The king is fidgety.
In an elegant, dimly lit ballroom in Dallas’ Adolphus Hotel, the light from a single heavily draped window illuminates Viggo Mortensen, star of multi-Oscar-winning The Lord of the Rings: The Return of the King and the newly released Hidalgo.
But he seems more interested in chatting about his book of photographs, a sumptuous collection called The Horse Is Good, than sitting still and posing for them. The handsome, soft-spoken Mortensen may have perceived acting as more of a hobby at one point in his life, but after a career spent toiling in supporting roles, his turn in the Rings trilogy has transformed him into an international superstar — and, more important, a leading man.
In Hidalgo, Mortensen plays real-life cowboy legend Frank T. Hopkins, a half-American-Indian endurance racer who — along with his faithful mustang, Hidalgo — were the first American and non-Arabian horse to enter the 3,000-mile Lake of Fire race across the Arabian desert.
That Mortensen was already an experienced horseman — not including his extended stint in the saddle while filming Rings in New Zealand — adds authenticity to the physically demanding role. It might also help that he becomes so attached to his four-legged co-stars that he has taken home his last three rides — two from Rings and now the spunky little paint named T.J. that’s better known as Hidalgo.
“He was just a fascinating individual and I wanted to stay in touch with him,” Mortensen says.
Here are a few more words straight from the horseman’s mouth:
How challenging was it to share so much screen time with a co-star who might not take direction as well as, say, a computer-animated Balrog?
We often joked, “The movie’s not called Frank Hopkins, it’s called Hidalgo.” So Hidalgo better be somebody, and he is in this story. And it’s not animatronics, it’s not Mr. Ed. . . . He was going to do what he was going to do. Some of those times where the horse seems to be possessive, or annoyed or jealous or affectionate or encouraging toward my character, where he sort of works as a conscience for Frank . . . that’s stuff that the horse did. That was lucky.
You made some pretty radical climate shifts during the filming, from midwinter South Dakota to the sand-blown heat of the Sahara Desert, and all while sitting on top of a whole lot of unpredictable horseflesh. Was the shooting of Hidalgo as grueling as it looks?

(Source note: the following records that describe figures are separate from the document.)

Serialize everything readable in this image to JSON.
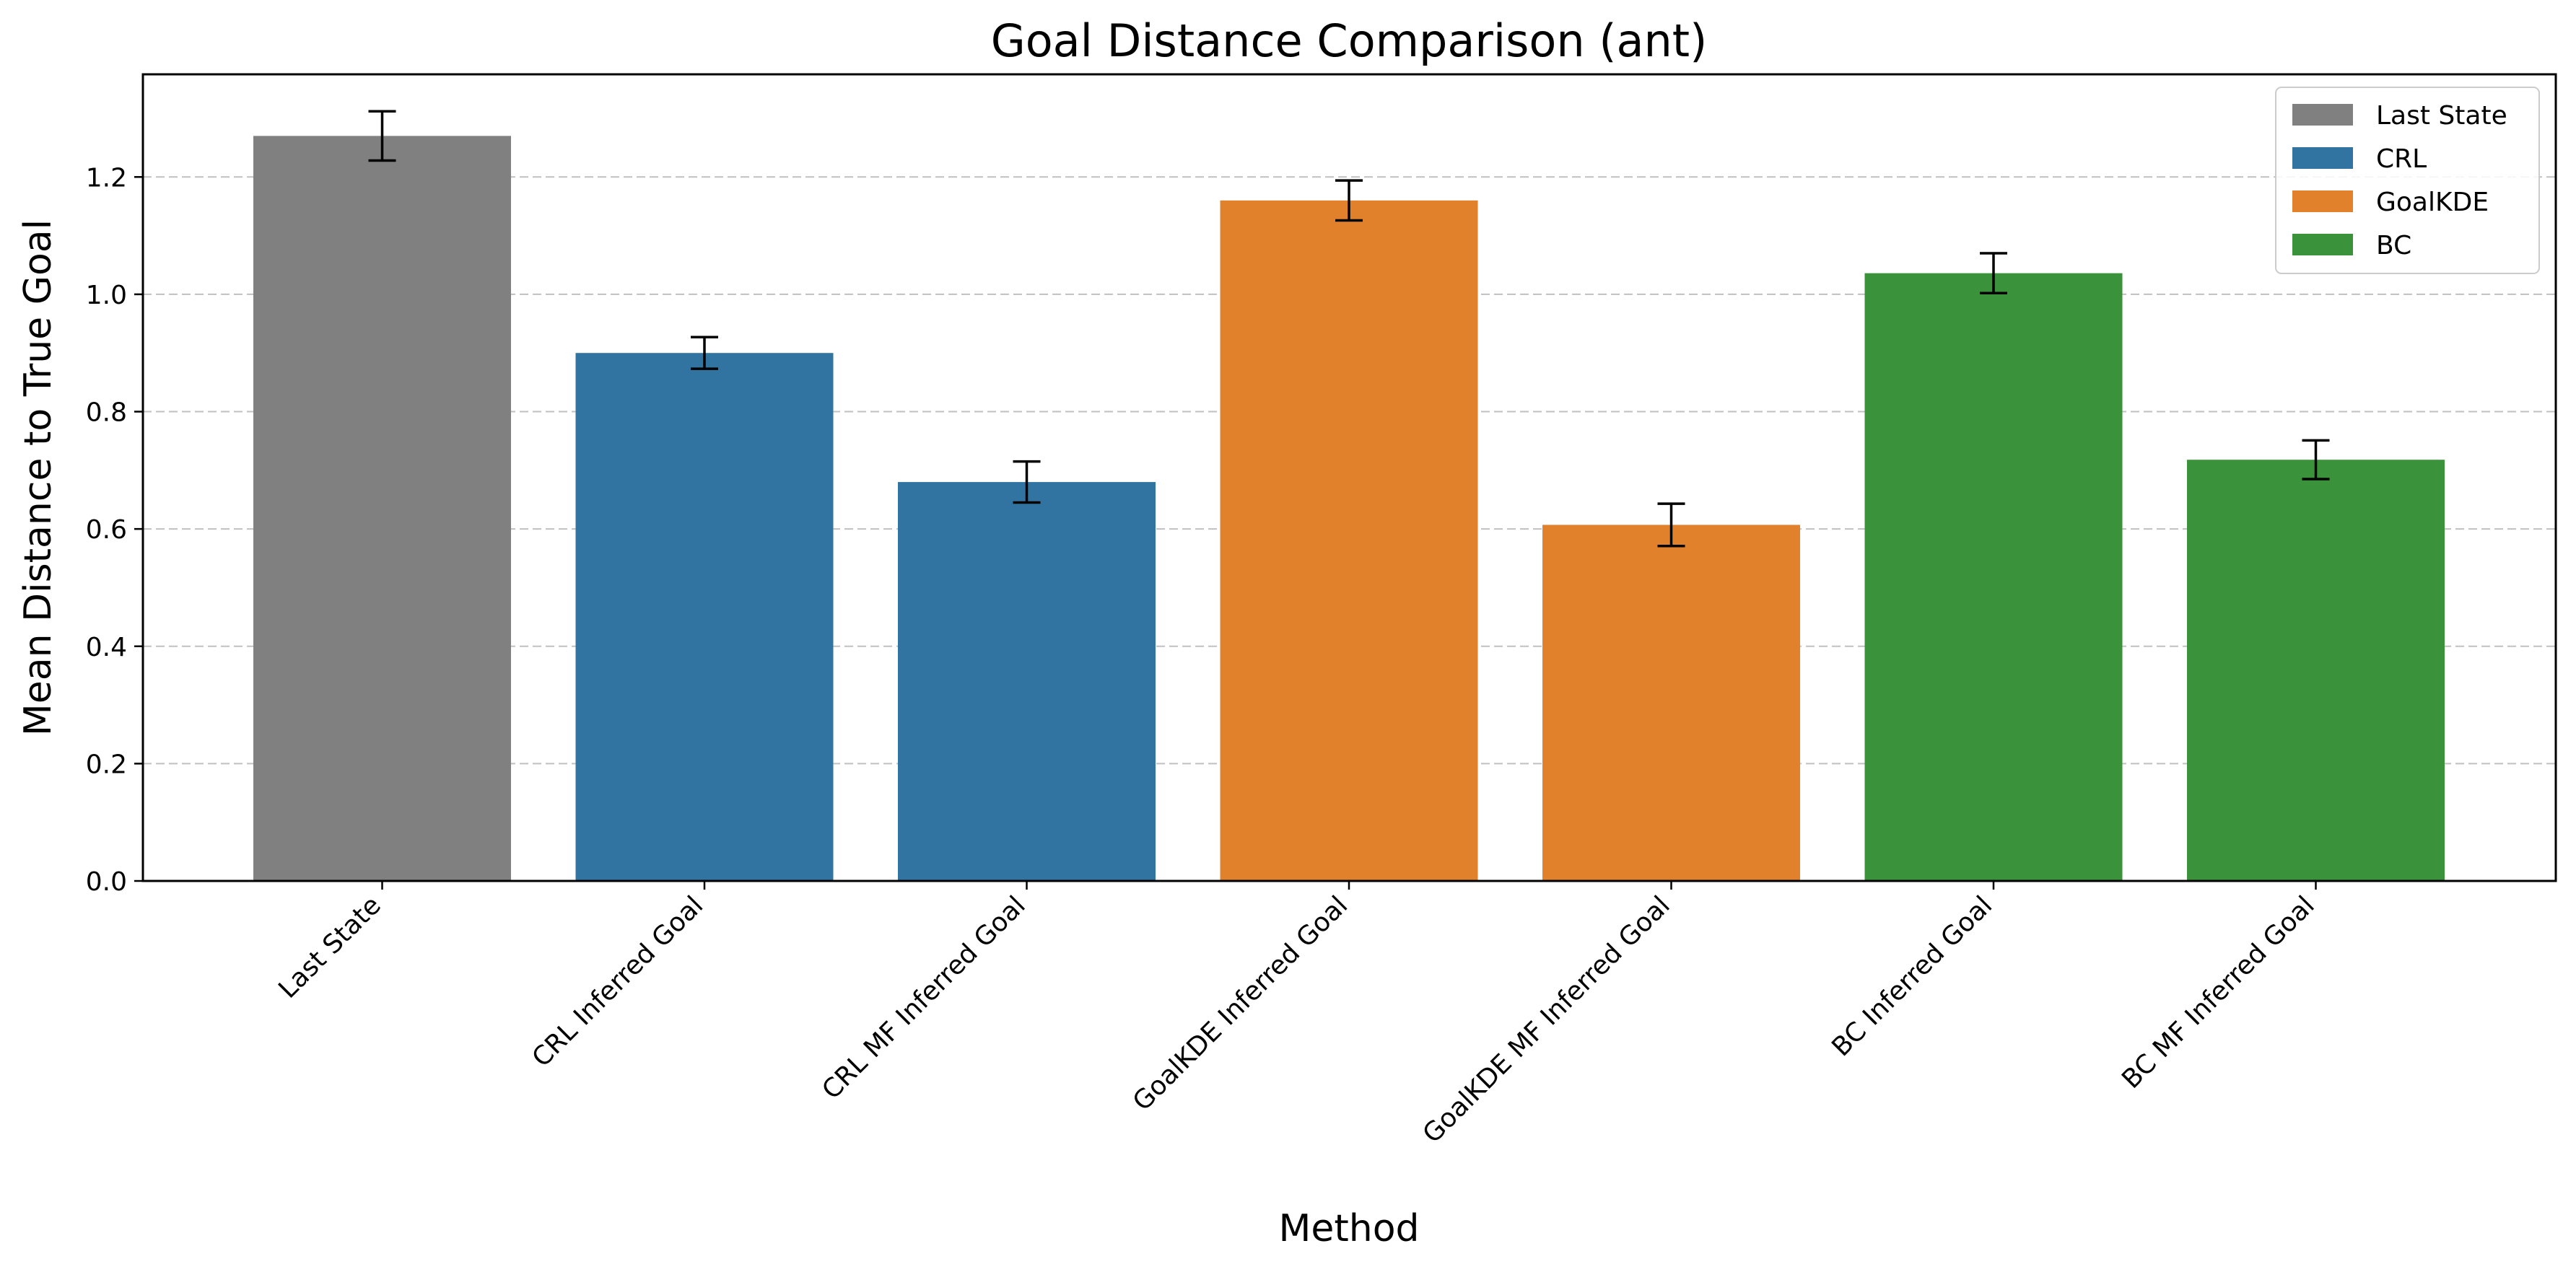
{
  "chart_data": {
    "type": "bar",
    "title": "Goal Distance Comparison (ant)",
    "xlabel": "Method",
    "ylabel": "Mean Distance to True Goal",
    "ylim": [
      0,
      1.375
    ],
    "yticks": [
      "0.0",
      "0.2",
      "0.4",
      "0.6",
      "0.8",
      "1.0",
      "1.2"
    ],
    "grid": "horizontal dashed",
    "legend_position": "top-right",
    "categories": [
      "Last State",
      "CRL Inferred Goal",
      "CRL MF Inferred Goal",
      "GoalKDE Inferred Goal",
      "GoalKDE MF Inferred Goal",
      "BC Inferred Goal",
      "BC MF Inferred Goal"
    ],
    "values": [
      1.27,
      0.9,
      0.68,
      1.16,
      0.607,
      1.036,
      0.718
    ],
    "error": [
      0.042,
      0.027,
      0.035,
      0.034,
      0.036,
      0.034,
      0.033
    ],
    "bar_groups": [
      "Last State",
      "CRL",
      "CRL",
      "GoalKDE",
      "GoalKDE",
      "BC",
      "BC"
    ],
    "legend": [
      {
        "name": "Last State",
        "color": "#808080"
      },
      {
        "name": "CRL",
        "color": "#3274a1"
      },
      {
        "name": "GoalKDE",
        "color": "#e1812c"
      },
      {
        "name": "BC",
        "color": "#3a923a"
      }
    ]
  }
}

I wasn’t suffering as much as an endurance rider is going to. But you’re in the saddle a lot of days, all day long. And you’ve got your hat and that’s about it. And there’s dust storms and the elements and just the tiredness, but it’s also really interesting. As far as horses go, not only are all horses different, but the same horse is going to be different every day. The things that I assume the horse would do or be up for, he might not be tomorrow, or the horse constantly came up with things on his own.
Having some riding experience means you can do a lot of the stuff that’s usually pushed off on stuntmen. But the film’s bareback final stretch also must have been terrifying, if not more than a little painful.

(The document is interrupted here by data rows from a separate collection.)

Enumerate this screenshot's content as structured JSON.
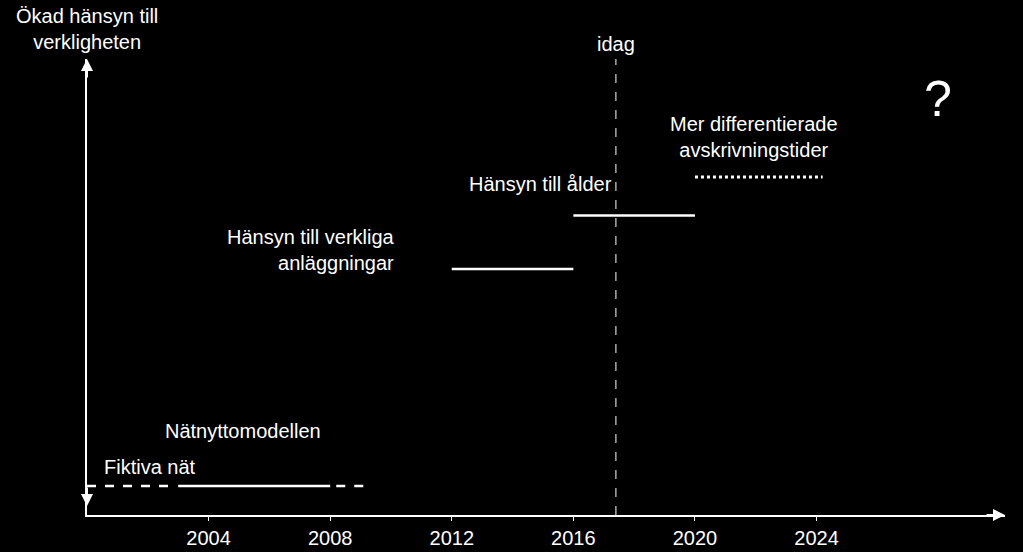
{
  "chart_data": {
    "type": "timeline",
    "ylabel": "Ökad hänsyn till verkligheten",
    "xlim": [
      2000,
      2030.2
    ],
    "xticks": [
      2004,
      2008,
      2012,
      2016,
      2020,
      2024
    ],
    "ylim": [
      0,
      10.2
    ],
    "yticks": [],
    "tick_labels": "x",
    "grid": false,
    "color": "#ffffff",
    "series": [
      {
        "name": "Fiktiva nät",
        "y": 0.65,
        "segments": [
          {
            "x": [
              2000,
              2002.9
            ],
            "line_style": "dashed"
          }
        ]
      },
      {
        "name": "Nätnyttomodellen",
        "y": 0.65,
        "segments": [
          {
            "x": [
              2003,
              2008
            ],
            "line_style": "solid"
          },
          {
            "x": [
              2008.2,
              2009.3
            ],
            "line_style": "dashed"
          }
        ]
      },
      {
        "name": "Hänsyn till verkliga anläggningar",
        "y": 5.5,
        "segments": [
          {
            "x": [
              2012,
              2016
            ],
            "line_style": "solid"
          }
        ]
      },
      {
        "name": "Hänsyn till ålder",
        "y": 6.7,
        "segments": [
          {
            "x": [
              2016,
              2020
            ],
            "line_style": "solid"
          }
        ]
      },
      {
        "name": "Mer differentierade avskrivningstider",
        "y": 7.56,
        "segments": [
          {
            "x": [
              2020,
              2024.2
            ],
            "line_style": "dotted"
          }
        ]
      }
    ],
    "markers": [
      {
        "x": 2017.4,
        "label": "idag",
        "line_style": "dashed"
      }
    ],
    "annotations": [
      {
        "x": 2028,
        "y": 9.3,
        "text": "?"
      }
    ]
  }
}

I’ve always liked to [ride], and it sort of reminds me of when I was a little boy. When you’re a kid, you’re kind of fearless. You can get afraid of things, but you’re not as conscious of your mortality or of getting hurt as when you’re an older guy and you’re kind of like, “Well, you know, if I come off goin’ full tilt . . . this is gonna hurt.” There’s a part of the body that we weren’t aware of called the “nacho.” In other words, it’s sort of right in the middle, it’s not your, uh, you know, up front and it’s not your . . . and that got pretty sore. We got a nacho pad, but it was a little too late.
OK, 11 [Oscar] nominations for Return of the King, but not one for acting. Were you at all disappointed at the overlooking of you or your co-stars?
It doesn’t help me do a better job. I don’t connect it to my job at all. Now, some people choose their roles and perform their roles with [an Oscar] in mind, thinking maybe they can get one. And I’m not puttin’ that down. It’s just not my thing. The reward is not only in the doing, but a secondary reward has clearly been the public reaction, that these stories and these performances have struck a chord.
You mentioned not having watched the Academy Awards in several years [he was also absent at the awards when Rings took home all 11 Oscars last weekend]. Do you think a sweep will mean anything in the long run?
You watch [the Oscars] and you realize that good work is maybe rewarded half the time and the other half of the time it’s sort of a crapshoot, a popularity contest, and it’s become more so. It’s not gonna change my opinion about it having been a job well done, a good effort, and that’s gonna last.